As a graduate student outside of the University of Toronto, I feel that there is some pride to knowing that I survived a stringent set of guidelines and rules.  There is a work ethic I cannot tear from myself; I can tell myself to calm down, to take a day off, and I will, but the work ethic returns with great force.  After that day off, a full day of work follows.  It's the law of give and take, of work and play, and where better to learn about the risks and rewards of hard work than at U of T?  The land of high quality input, critical appraisal and creative problem thinking has generated cohorts of brilliant minds, of incredibly astute researchers in various fields.

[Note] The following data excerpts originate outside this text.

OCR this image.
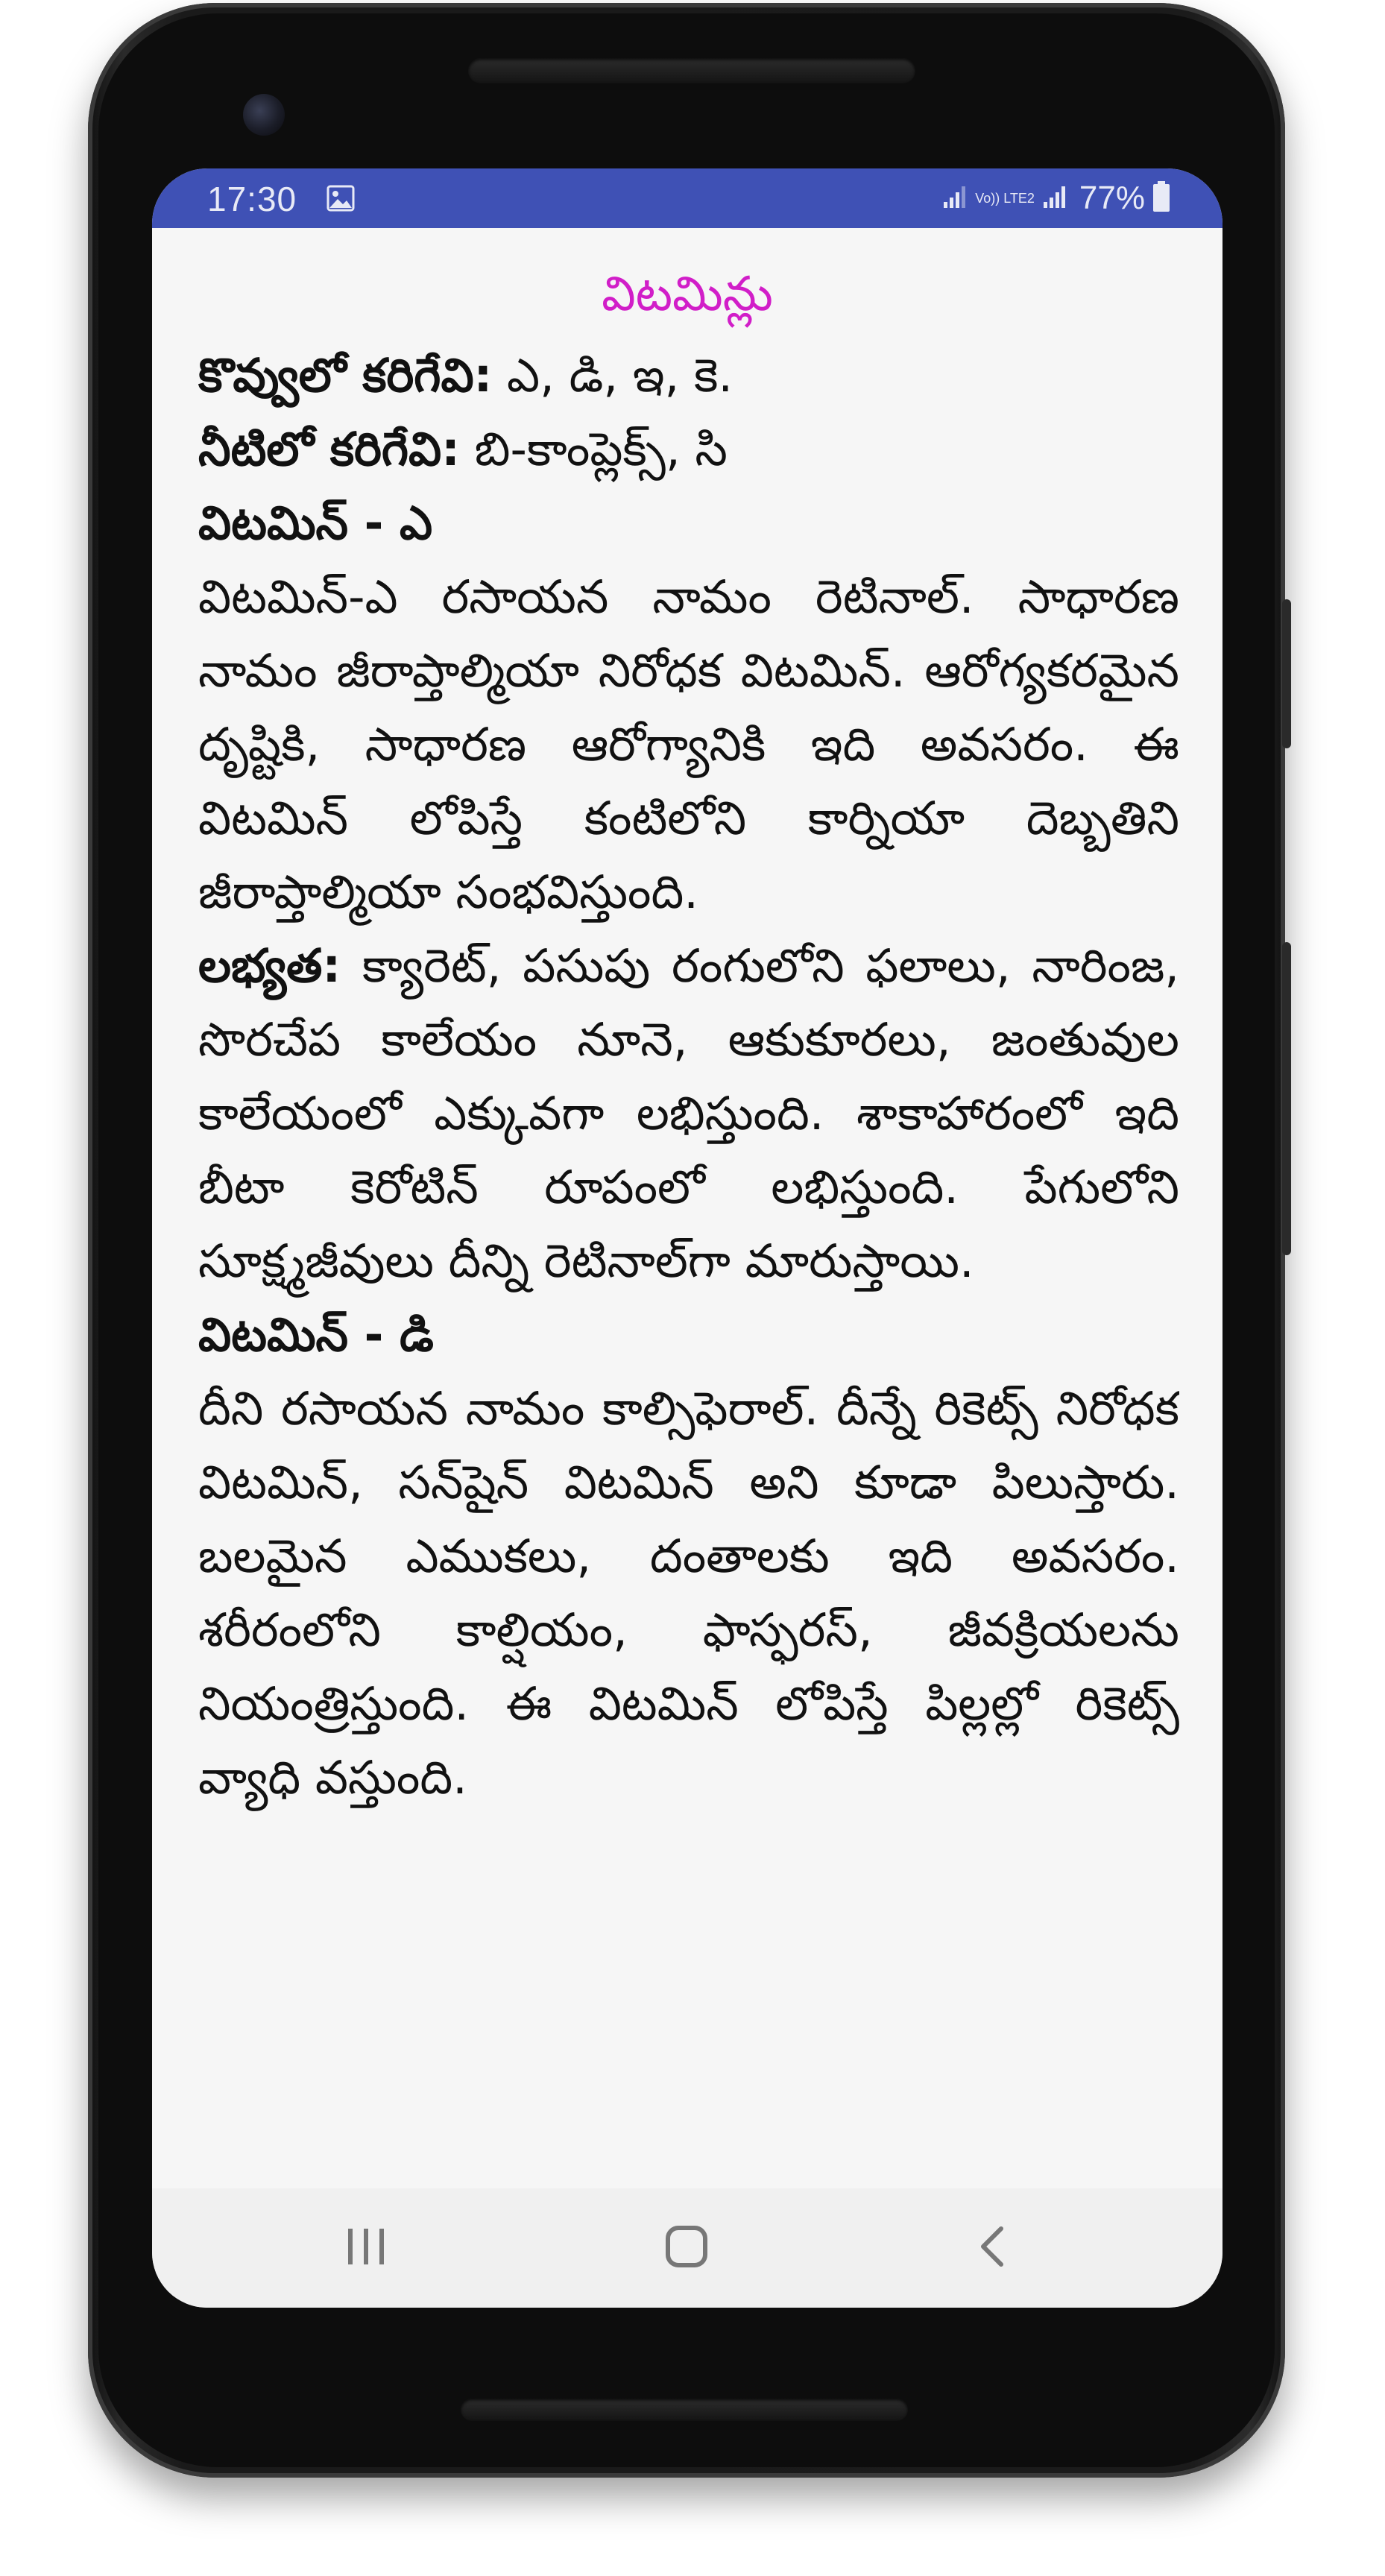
17:30	Vo)) LTE2 77%
విటమిన్లు

కొవ్వులో కరిగేవి: ఎ, డి, ఇ, కె.

నీటిలో కరిగేవి: బి-కాంప్లెక్స్, సి

విటమిన్ - ఎ

విటమిన్-ఎ రసాయన నామం రెటినాల్. సాధారణ నామం జీరాప్తాల్మియా నిరోధక విటమిన్. ఆరోగ్యకరమైన దృష్టికి, సాధారణ ఆరోగ్యానికి ఇది అవసరం. ఈ విటమిన్ లోపిస్తే కంటిలోని కార్నియా దెబ్బతిని జీరాప్తాల్మియా సంభవిస్తుంది.

లభ్యత: క్యారెట్, పసుపు రంగులోని ఫలాలు, నారింజ, సొరచేప కాలేయం నూనె, ఆకుకూరలు, జంతువుల కాలేయంలో ఎక్కువగా లభిస్తుంది. శాకాహారంలో ఇది బీటా కెరోటిన్ రూపంలో లభిస్తుంది. పేగులోని సూక్ష్మజీవులు దీన్ని రెటినాల్‌గా మారుస్తాయి.

విటమిన్ - డి

దీని రసాయన నామం కాల్సిఫెరాల్. దీన్నే రికెట్స్ నిరోధక విటమిన్, సన్‌షైన్ విటమిన్ అని కూడా పిలుస్తారు. బలమైన ఎముకలు, దంతాలకు ఇది అవసరం. శరీరంలోని కాల్షియం, ఫాస్ఫరస్, జీవక్రియలను నియంత్రిస్తుంది. ఈ విటమిన్ లోపిస్తే పిల్లల్లో రికెట్స్ వ్యాధి వస్తుంది.
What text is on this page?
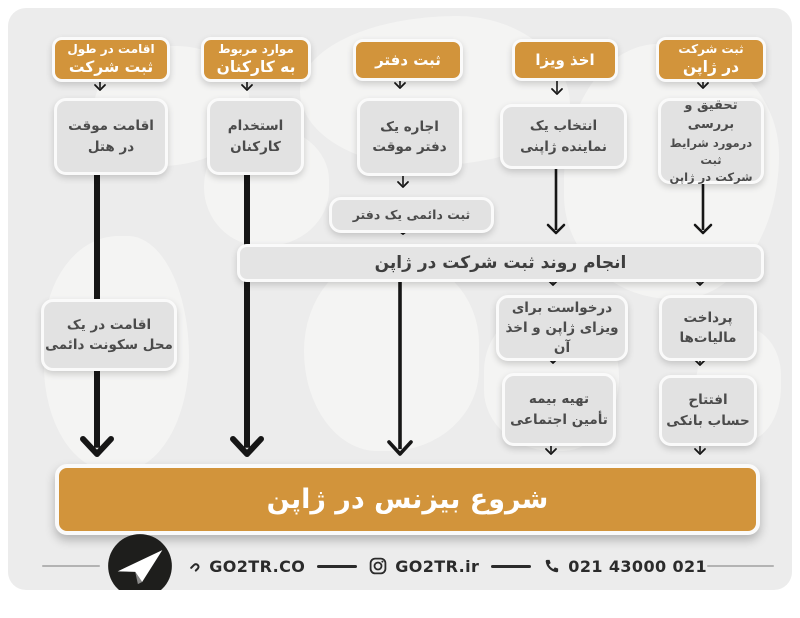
اقامت در طول
ثبت شرکت
اقامت موقت
در هتل
اقامت در یک
محل سکونت دائمی
موارد مربوط
به کارکنان
استخدام
کارکنان
ثبت دفتر
اجاره یک
دفتر موقت
ثبت دائمی یک دفتر
اخذ ویزا
انتخاب یک
نماینده ژاپنی
درخواست برای
ویزای ژاپن و اخذ آن
تهیه بیمه
تأمین اجتماعی
ثبت شرکت
در ژاپن
تحقیق و بررسی
درمورد شرایط ثبت
شرکت در ژاپن
پرداخت
مالیات‌ها
افتتاح
حساب بانکی
انجام روند ثبت شرکت در ژاپن
شروع بیزنس در ژاپن
GO2TR.CO	GO2TR.ir	021 43000 021
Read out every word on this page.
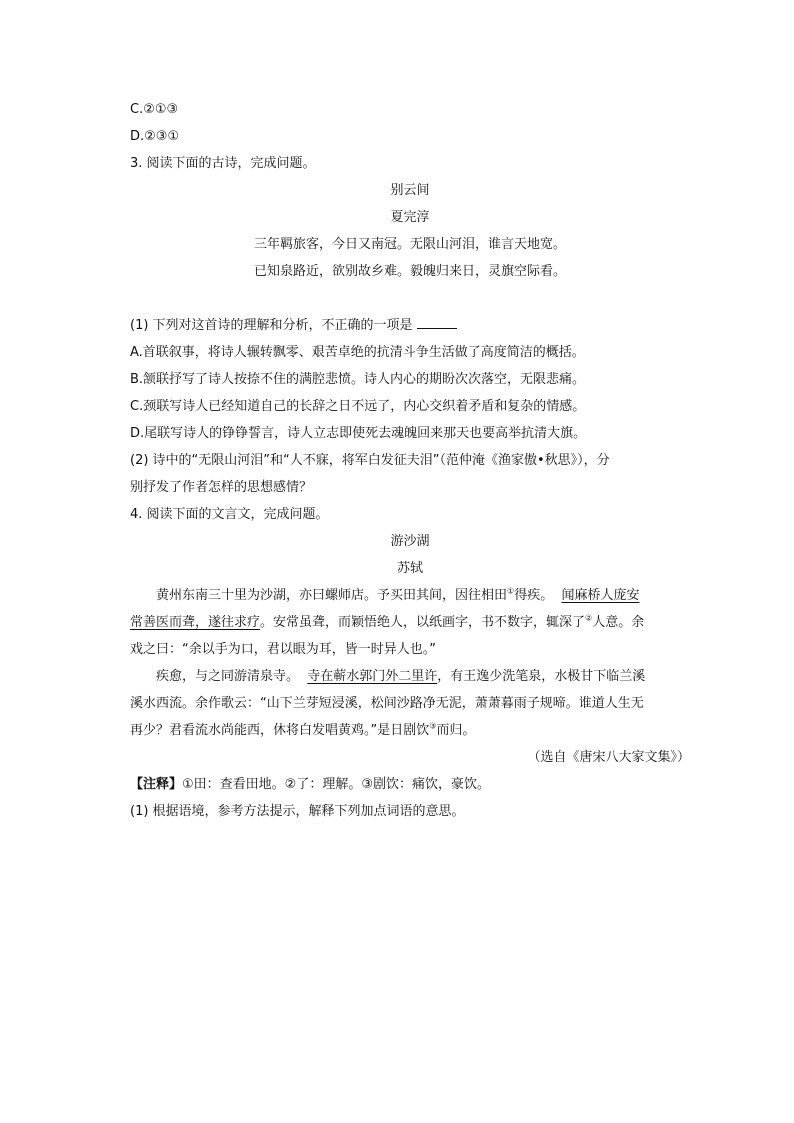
C.②①③
D.②③①
3. 阅读下面的古诗，完成问题。
别云间
夏完淳
三年羁旅客，今日又南冠。无限山河泪，谁言天地宽。
已知泉路近，欲别故乡难。毅魄归来日，灵旗空际看。
(1) 下列对这首诗的理解和分析，不正确的一项是
A.首联叙事，将诗人辗转飘零、艰苦卓绝的抗清斗争生活做了高度简洁的概括。
B.颔联抒写了诗人按捺不住的满腔悲愤。诗人内心的期盼次次落空，无限悲痛。
C.颈联写诗人已经知道自己的长辞之日不远了，内心交织着矛盾和复杂的情感。
D.尾联写诗人的铮铮誓言，诗人立志即使死去魂魄回来那天也要高举抗清大旗。
(2) 诗中的“无限山河泪”和“人不寐，将军白发征夫泪”（范仲淹《渔家傲•秋思》），分
别抒发了作者怎样的思想感情？
4. 阅读下面的文言文，完成问题。
游沙湖
苏轼
黄州东南三十里为沙湖，亦曰螺师店。予买田其间，因往相田①得疾。 闻麻桥人庞安
常善医而聋，遂往求疗。安常虽聋，而颖悟绝人，以纸画字，书不数字，辄深了②人意。余
戏之曰：“余以手为口，君以眼为耳，皆一时异人也。”
疾愈，与之同游清泉寺。 寺在蕲水郭门外二里许，有王逸少洗笔泉，水极甘下临兰溪
溪水西流。余作歌云：“山下兰芽短浸溪，松间沙路净无泥，萧萧暮雨子规啼。谁道人生无
再少？君看流水尚能西，休将白发唱黄鸡。”是日剧饮③而归。
（选自《唐宋八大家文集》）
【注释】①田：查看田地。②了：理解。③剧饮：痛饮，豪饮。
(1) 根据语境，参考方法提示，解释下列加点词语的意思。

For all the griping I've done over the years (re: ridiculous work loads, difficult and meticulous marking schemes, multiple choice tests that have been the bane of my existence, the stripping of my creative and literary passion, the homogenizing of personalities into assigned numbers, etc), I do have some sense of pride, albeit sick and misaligned.  If you've graduated from U of T, or if you are on your way, I can tell you that despite the gruesome journey you've taken, you'll have a great sense of pride in coming from a top tier school.  Of course, this is no advertisement or endorsement of the school or its programs; it's simply a fact.  Once you've survived what seems like the most difficult years of your undergraduate career, anything afterwards just feels possible.

As I walk into Convocation Hall tomorrow evening, donning my hood and wearing uncomfortable heels, I'll take one more glance at the beautiful architecture that inspired so many scholars.  Austere, tall, proud are all words that describe the university and its aged stone buildings.  Timeless, sturdy and mature is what you'll hopefully be by the end of your term there.

To alumni, graduates and persevering undergraduates: we came, we saw, we conquered--we survived.